Wednesday, June 24, 2009

Choose your own story

Now that I am away from Bulgaria, I find that certain moments from the last year are frozen in my mind as images. Tonight I started thinking of the everyday ones, rather than the grandiose ones. I tried to catch them in a few words below, as first lines of stories I could write. 

So, which story would you rather read? Here are their first lines...

I searched for the tiniest hand of ginger as the birds chirped from the rafters above the produce section.

People never smiled back at me, but I couldn’t blame them, since they were waiting for the bus.

A view of sun-streaked Mount Vitosha framed the miniature versions of a missile and a tank rooted to the crown of the hill.

The cell phone beeped quietly from somewhere to my left, and every student in the room coughed.

I wondered if the clip clopping outside was yet another pair of high heeled black leather boots or a horse tugging a cart over to the Italian grocery store.

She leaned out from one window in the grid, a reminder that every window in every building in every one of these geometrical neighborhoods shielded a life of which I knew little.

His raspberries looked fresher than hers, so I guiltily switched allegiances for the day.

I turned to see two dogs streaking silently towards me; I should probably have shouted “ne” instead of “no.”

Walking away from a soft-hued painting of Plovdiv, I suddenly sank through a floorboard. If I worked in the Ethnographical Museum, I would just watch people traversing the floorboards, hoping to catch the looks on their faces when that one gave way.

The cat appeared to be lying on its back, head propped up against the wall and feet extended, reminding me oddly of someone reading in bed.

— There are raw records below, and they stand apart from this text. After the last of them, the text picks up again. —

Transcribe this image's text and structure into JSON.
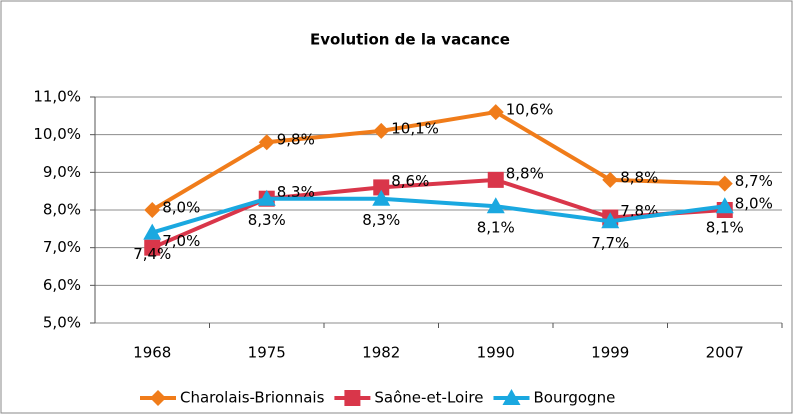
{
  "chart_data": {
    "type": "line",
    "title": "Evolution de la vacance",
    "categories": [
      "1968",
      "1975",
      "1982",
      "1990",
      "1999",
      "2007"
    ],
    "series": [
      {
        "name": "Charolais-Brionnais",
        "color": "#f07c1a",
        "marker": "diamond",
        "values": [
          8.0,
          9.8,
          10.1,
          10.6,
          8.8,
          8.7
        ],
        "value_labels": [
          "8,0%",
          "9,8%",
          "10,1%",
          "10,6%",
          "8,8%",
          "8,7%"
        ]
      },
      {
        "name": "Saône-et-Loire",
        "color": "#d9364a",
        "marker": "square",
        "values": [
          7.0,
          8.3,
          8.6,
          8.8,
          7.8,
          8.0
        ],
        "value_labels": [
          "7,0%",
          "8,3%",
          "8,6%",
          "8,8%",
          "7,8%",
          "8,0%"
        ]
      },
      {
        "name": "Bourgogne",
        "color": "#1aa8e0",
        "marker": "triangle",
        "values": [
          7.4,
          8.3,
          8.3,
          8.1,
          7.7,
          8.1
        ],
        "value_labels": [
          "7,4%",
          "8,3%",
          "8,3%",
          "8,1%",
          "7,7%",
          "8,1%"
        ]
      }
    ],
    "ylim": [
      5,
      11
    ],
    "yticks": [
      {
        "value": 5,
        "label": "5,0%"
      },
      {
        "value": 6,
        "label": "6,0%"
      },
      {
        "value": 7,
        "label": "7,0%"
      },
      {
        "value": 8,
        "label": "8,0%"
      },
      {
        "value": 9,
        "label": "9,0%"
      },
      {
        "value": 10,
        "label": "10,0%"
      },
      {
        "value": 11,
        "label": "11,0%"
      }
    ],
    "grid": true,
    "legend": "bottom"
  }
}
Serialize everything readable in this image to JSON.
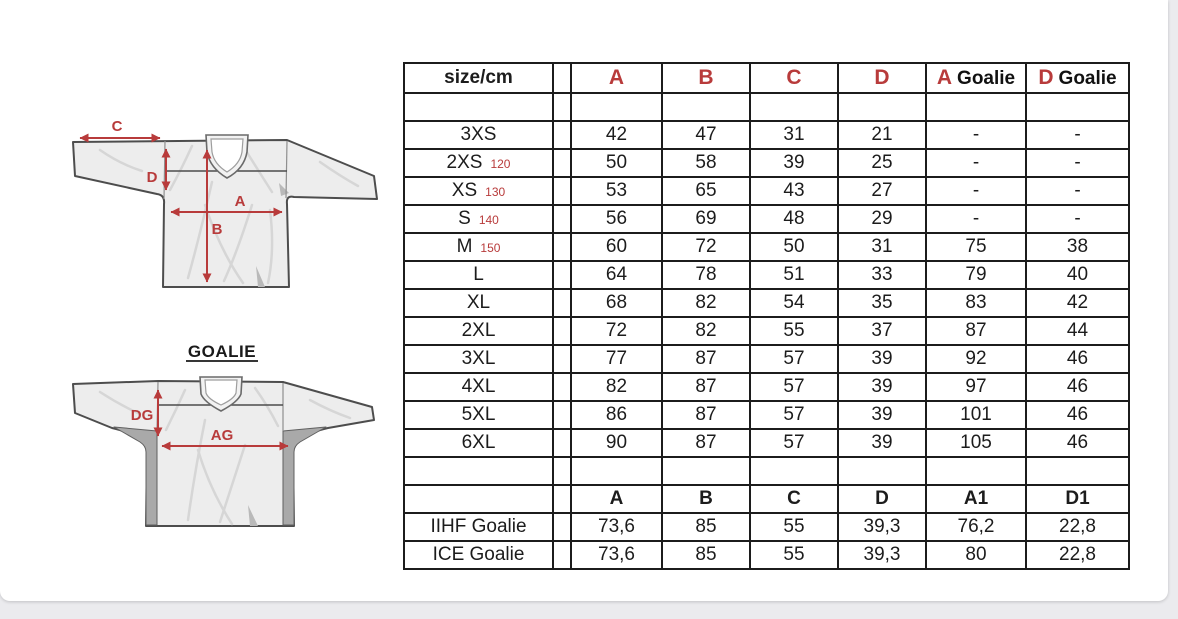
{
  "page": {
    "background_color": "#ebebee",
    "card_color": "#ffffff",
    "accent_color": "#b83b3b",
    "table_line_color": "#1c1c1c"
  },
  "diagram": {
    "regular_jersey": {
      "label_c": "C",
      "label_d": "D",
      "label_a": "A",
      "label_b": "B"
    },
    "goalie_jersey": {
      "title": "GOALIE",
      "label_dg": "DG",
      "label_ag": "AG"
    }
  },
  "table": {
    "corner_header": "size/cm",
    "headers": [
      {
        "red": "A",
        "black": ""
      },
      {
        "red": "B",
        "black": ""
      },
      {
        "red": "C",
        "black": ""
      },
      {
        "red": "D",
        "black": ""
      },
      {
        "red": "A",
        "black": "Goalie"
      },
      {
        "red": "D",
        "black": "Goalie"
      }
    ],
    "size_rows": [
      {
        "label": "3XS",
        "note": "",
        "values": [
          "42",
          "47",
          "31",
          "21",
          "-",
          "-"
        ]
      },
      {
        "label": "2XS",
        "note": "120",
        "values": [
          "50",
          "58",
          "39",
          "25",
          "-",
          "-"
        ]
      },
      {
        "label": "XS",
        "note": "130",
        "values": [
          "53",
          "65",
          "43",
          "27",
          "-",
          "-"
        ]
      },
      {
        "label": "S",
        "note": "140",
        "values": [
          "56",
          "69",
          "48",
          "29",
          "-",
          "-"
        ]
      },
      {
        "label": "M",
        "note": "150",
        "values": [
          "60",
          "72",
          "50",
          "31",
          "75",
          "38"
        ]
      },
      {
        "label": "L",
        "note": "",
        "values": [
          "64",
          "78",
          "51",
          "33",
          "79",
          "40"
        ]
      },
      {
        "label": "XL",
        "note": "",
        "values": [
          "68",
          "82",
          "54",
          "35",
          "83",
          "42"
        ]
      },
      {
        "label": "2XL",
        "note": "",
        "values": [
          "72",
          "82",
          "55",
          "37",
          "87",
          "44"
        ]
      },
      {
        "label": "3XL",
        "note": "",
        "values": [
          "77",
          "87",
          "57",
          "39",
          "92",
          "46"
        ]
      },
      {
        "label": "4XL",
        "note": "",
        "values": [
          "82",
          "87",
          "57",
          "39",
          "97",
          "46"
        ]
      },
      {
        "label": "5XL",
        "note": "",
        "values": [
          "86",
          "87",
          "57",
          "39",
          "101",
          "46"
        ]
      },
      {
        "label": "6XL",
        "note": "",
        "values": [
          "90",
          "87",
          "57",
          "39",
          "105",
          "46"
        ]
      }
    ],
    "goalie_headers": [
      "A",
      "B",
      "C",
      "D",
      "A1",
      "D1"
    ],
    "goalie_rows": [
      {
        "label": "IIHF Goalie",
        "values": [
          "73,6",
          "85",
          "55",
          "39,3",
          "76,2",
          "22,8"
        ]
      },
      {
        "label": "ICE Goalie",
        "values": [
          "73,6",
          "85",
          "55",
          "39,3",
          "80",
          "22,8"
        ]
      }
    ]
  }
}
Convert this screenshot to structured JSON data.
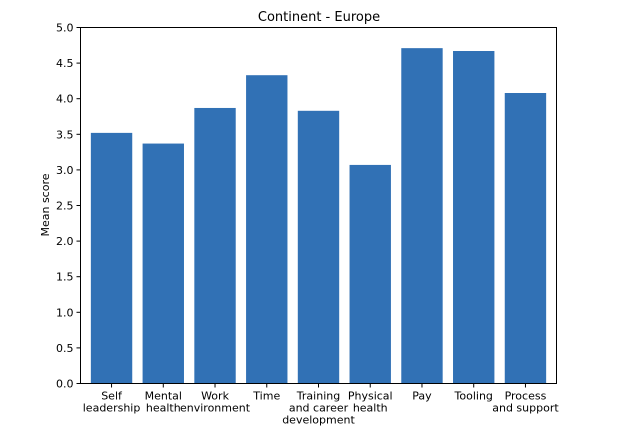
{
  "chart_data": {
    "type": "bar",
    "title": "Continent - Europe",
    "xlabel": "",
    "ylabel": "Mean score",
    "ylim": [
      0,
      5
    ],
    "yticks": [
      "0.0",
      "0.5",
      "1.0",
      "1.5",
      "2.0",
      "2.5",
      "3.0",
      "3.5",
      "4.0",
      "4.5",
      "5.0"
    ],
    "categories": [
      [
        "Self",
        "leadership"
      ],
      [
        "Mental",
        "health"
      ],
      [
        "Work",
        "environment"
      ],
      [
        "Time"
      ],
      [
        "Training",
        "and career",
        "development"
      ],
      [
        "Physical",
        "health"
      ],
      [
        "Pay"
      ],
      [
        "Tooling"
      ],
      [
        "Process",
        "and support"
      ]
    ],
    "values": [
      3.52,
      3.37,
      3.87,
      4.33,
      3.83,
      3.07,
      4.71,
      4.67,
      4.08
    ],
    "bar_color": "#3171b5",
    "grid": false
  }
}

In a weird way, the overflowing garbage can in the neighborhood park was really a fountain of youth. It spilled forth teenager's beer bottles and toddler's juice boxes. 

The smell of fried fish drifted across the ramshackle roof of the stall, across the parking lot William the dog guarded, over the glassy office building with the nit-picky security guard, through the bars of our gate, and up my wrinkling nose.

No one in my neighborhood ever got used to the sight of my running outfits.  

Everywhere I looked I saw happy people with bunches of lilacs. Finally I got a scissors and headed for the park, convinced I wasn't the only one stealing from the public beauty. 

4 comments:

Brett said...

I'd definitely go with "his raspberries looked fresher than hers..." So many places you could take that. From the color of the local stands, to the finding of comfort in familiarity and allegiance with a vendor. Perfect.

Anonymous said...

I like "No one in my neighborhood ever got used to the sight of my running outfits." That whole issue of being yourself (and the parts of yourself that are cultural) vs. understanding/appreciating/respecting the culture in which you live seems to provide room for so many interesting feelings and reflections.

Anonymous said...

I liked a lot of these as first lines, and would preserve some of them within the interior of the story. You need to grab attention more than once, especially if you wander along in loops of abstract thought, like your brother, or teach easily distracted pubescents like you.

My favs from most to least (though least is still strong):

She leaned out from one window in the grid, a reminder..

The overflowing garbage can was really a fountain of youth..

(Though I think I'd rather have the possessives that follow be plural)

No one in my neighborhood ever got used to my running outfits.

They all give a simultaneous sense of setting and character, while introducing some human complication. This makes me feel not only like I am able to see something, but also like I have a bit of a feel for perspective and an interest in what will happen next.

Some of the other lines would make nice comments about setting within the story. But they feel more like captions for pictures than first lines for 'drama.' Depends what sort of story you want to write, of course.

Anonymous said...

Oh, anticipating an objection: the running outfits comment does give a sense of all three, though it is spartan, because the reader can see a lot just knowing that the place is the sort of place where people have trouble adjusting to exercise garments... I liked the other two better only because there was more tension about where the story's ideas would go. The running garments probably gives the most foreshadowing of human drama.